Robert Heller of www.thinkingmanagers.com discovers that advice is one commodity that managers have in plenty.
The Watchdog Bites
A report in Business Week says that a particular type of chief executive is dwindling unto death - the type that one non-executive director calls ‘the Imperial CEO’.
The Imperial CEO is the easiest available answer to the fundamental question: ‘Who’s in charge here?’ - or WICH? for short. However, can one person really exercise ultimate power over all aspects of any organisation without adversely affecting its performance and behaviours?
According to the report in Business Week, you cannot give that old single answer of a single person in charge any more. Power has moved to the ‘watchdogs’, non-executive directors, auditors and lawyers, all of whom ‘are playing a bigger role in fundamental management decisions about strategy, acquisitions, succession planning, crisis response and what can be booked as earnings’.
So exactly who is in charge then? These watchdogs are more like referees and linesmen than actually players. The job of management can only be performed by managers and in the West that means a pyramid narrowing to the apex.
However, the answer to WICH? can take the plural form. A group of people can form the top management team, sharing decisions and responsibilities, combining their workloads. This is the way most businesses start out. Plural management fits all those watchdogs better.
But pluralism doesn’t fit with the widespread historical template - the military model. Army commands have one leader, and their reach is every bit as imperial as that of a power-hungry corporate czar.
The commitment of powerful forces has always depended for its outcome on the leadership strengths, strategy intelligence and tactical expertise of a clearly appointed supreme leader who you hoped was as mighty as his army. Where that hope proved to be misguided, the result was disposal of that failed leader.
The disposal of failed leaders is still a standard piece of management control theory.
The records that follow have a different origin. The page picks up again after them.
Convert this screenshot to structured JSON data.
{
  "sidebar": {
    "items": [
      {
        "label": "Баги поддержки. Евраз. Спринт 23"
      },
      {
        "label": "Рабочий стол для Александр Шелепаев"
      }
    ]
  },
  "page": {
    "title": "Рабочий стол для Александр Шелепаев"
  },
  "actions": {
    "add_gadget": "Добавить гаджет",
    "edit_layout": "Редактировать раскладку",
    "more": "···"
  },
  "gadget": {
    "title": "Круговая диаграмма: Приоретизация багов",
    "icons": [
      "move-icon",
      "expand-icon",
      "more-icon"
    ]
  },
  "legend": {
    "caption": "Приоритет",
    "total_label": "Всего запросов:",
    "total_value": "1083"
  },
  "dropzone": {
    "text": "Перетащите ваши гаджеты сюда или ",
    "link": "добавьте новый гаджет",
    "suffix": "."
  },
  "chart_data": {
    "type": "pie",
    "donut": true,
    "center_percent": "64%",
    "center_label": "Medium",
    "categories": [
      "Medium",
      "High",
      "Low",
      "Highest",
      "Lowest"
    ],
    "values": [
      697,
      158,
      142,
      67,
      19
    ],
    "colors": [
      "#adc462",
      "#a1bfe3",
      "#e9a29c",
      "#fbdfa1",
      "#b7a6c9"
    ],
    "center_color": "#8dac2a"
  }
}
Non-executives too easily get hoodwinked by the dynamism and charisma of the Imperial boss. But the issues of strategic or operational failure, though they should predominate, are not often the cases which see watchdogs to bark - and bite.
The terminal errors concern matters such as ‘loan sales improperly booked over a technical issue’, ‘accounting problems’, ‘investigation of company financial controls’, etc. The matters certainly reflect impropriety but they don’t necessarily condemn the executive effectiveness of a company, or impugn the behaviour of the majority of its members.
Improper financial direction is undoubtedly a threat, but by far the biggest danger to the health and wealth of the business is simple, non-financial mismanagement. In these cases the watchdogs have very restricted powers. Not only is it hard to ascertain what’s going on, but it’s harder still to change it.
There is an experimental side to management, by its very nature. If something works, it is likely to be good management. If not, it undoubtedly is not. As with any good scientist, you observe the experiment carefully to analyse the action and the results.
If people ignore or dismiss powerful management principles, the watchdogs should ask why - loud and clear - before bad figures show bad consequences. Well devised and executed policy should make managers immune from watchdog interference. Once dishonest, unethical conduct is allowed to take hold, failure will follow.Managers not only need all the moral reinforcement available from external sources. They must also ensure they are their own toughest watchdog.